Budapest to Bratislava
So let’s get back onto a slightly lighter note maybe. Though as we cycle slowly through these countries you see glimpses of recent histories that shade the light. each reacting to its new place in a different way, creating different vibes and senses of self. Some forging ahead whilst others seem still to find their place in the confusing current world.
This is where biking is such an immensely unique form of travel, allowing you to immerse yourself in the present and the place. In a car you pass through. Yet I am truly starting to feel part of my surroundings. It is a true privilege to see the small nuances and changes as the trip unfolds. I do not pretend to be an expert or to have engaged fully with the people (the one down side of such a flying trip) but I do feel, as an outsider looking in, that I am beginning to sense how each country is responding and reacting after a very turbulent 20th century and a rapidly changing 21st.
Of which more I feel another time…
Budapest itself is a buzzing city of immense beauty and vivre. I fear we only scratched the surface but it is most certainly a town to visit. History. Culture. A dynamic. It’s own self. If the city is your thing then this is one.
Amongst its immense history is a vibrant modern soul
The street food again is exquisite and the ambience is of chilled electricity.
You’ve got to try a chimney!
But there are “a few” tourists – I’ve never seen so many cafes
I even made it to an Erik Kessels retrospective – fascinating. ( J went for a walk!)
A city with many hearts for you to explore and find your own pulse.
But we are not here to trifle so off we head again. Next stop Bratislava, though 2 days to get there. The temperature is now well into the 30’s and even leaving before 7 it is already hot. I mean really hot. The heat radiates off the tarmac and slowly you are cooked from both above and below. But exquisite paths by the river keep us happy as we transcend from hub to suburb to rural.
But truth is we are on a bit of a push as we do want to get to Zurich before we run out of days which means putting in the hours and the miles. Which in 35 degrees now is not as easy as it sounds. With fat bags of gear to pedal along (in truth we are using almost everything and I feel sure I will use the tripod, filters, two emergency ration meals and my puffa jacket – oh, and the electric razor!).

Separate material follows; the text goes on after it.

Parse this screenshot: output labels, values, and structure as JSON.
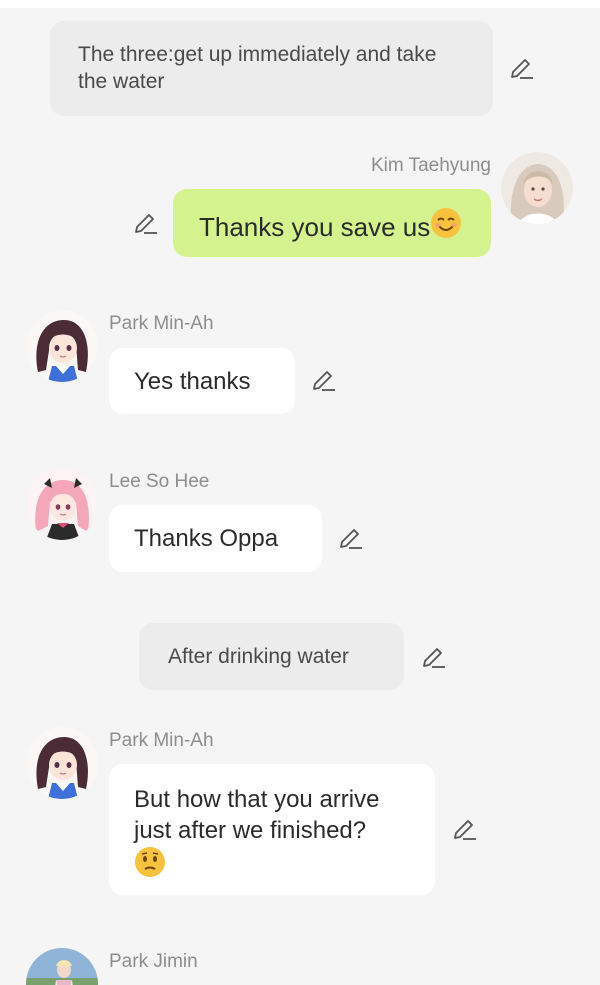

The river for some ways seems to be just “ha”, ‘more of the same’ (more so for J who is slightly suffering from a “dodgy ice cream” – it would be more funny if I were making it up) until we suddenly arrived at the Gabčíkovo Dam. Designed not only to produce electricity but also to tame floods it is huge. Huge. We literally cycled it’s banks for half a day. But this is not a dam than blocks a ravine. The walls are literally built up from the plain to create a wall behind which the water sits – way higher than the surrounding farms and villages. The engineers must have been one acid! A very bizarre feeling to be riding along with a “sea” of water higher than the land it coasts with. Environmental implications aside (which I have not read up on) this is a monumental achievement of engineering.
The dam itself is not very high
But it encloses a small sea
That is an entire city over there on the opposite bank
With ferries to cross (the poshest we have seen)and huge locks for boats – check out the vessel in there – which is a tourist boat with some 50-100 people and some 90ft (James’ nautical input) so not small
And so into Bratislava. Capital of Slovakia.
Literally a city in the building it feels. Sorry Slovakia, I have not had time to research or consider and we simply do not have time to dwell on this visit as we are extremely weary after two very hot days – but the Thai noodles and local beer were delicious. We will have to taste your deeper delights another time.
P.s. quick hi to the very lovely and beautifully bonkers (like us) Phyl & Neil on their tandem heading – well – somewhere that way I think. May the wind be behind you.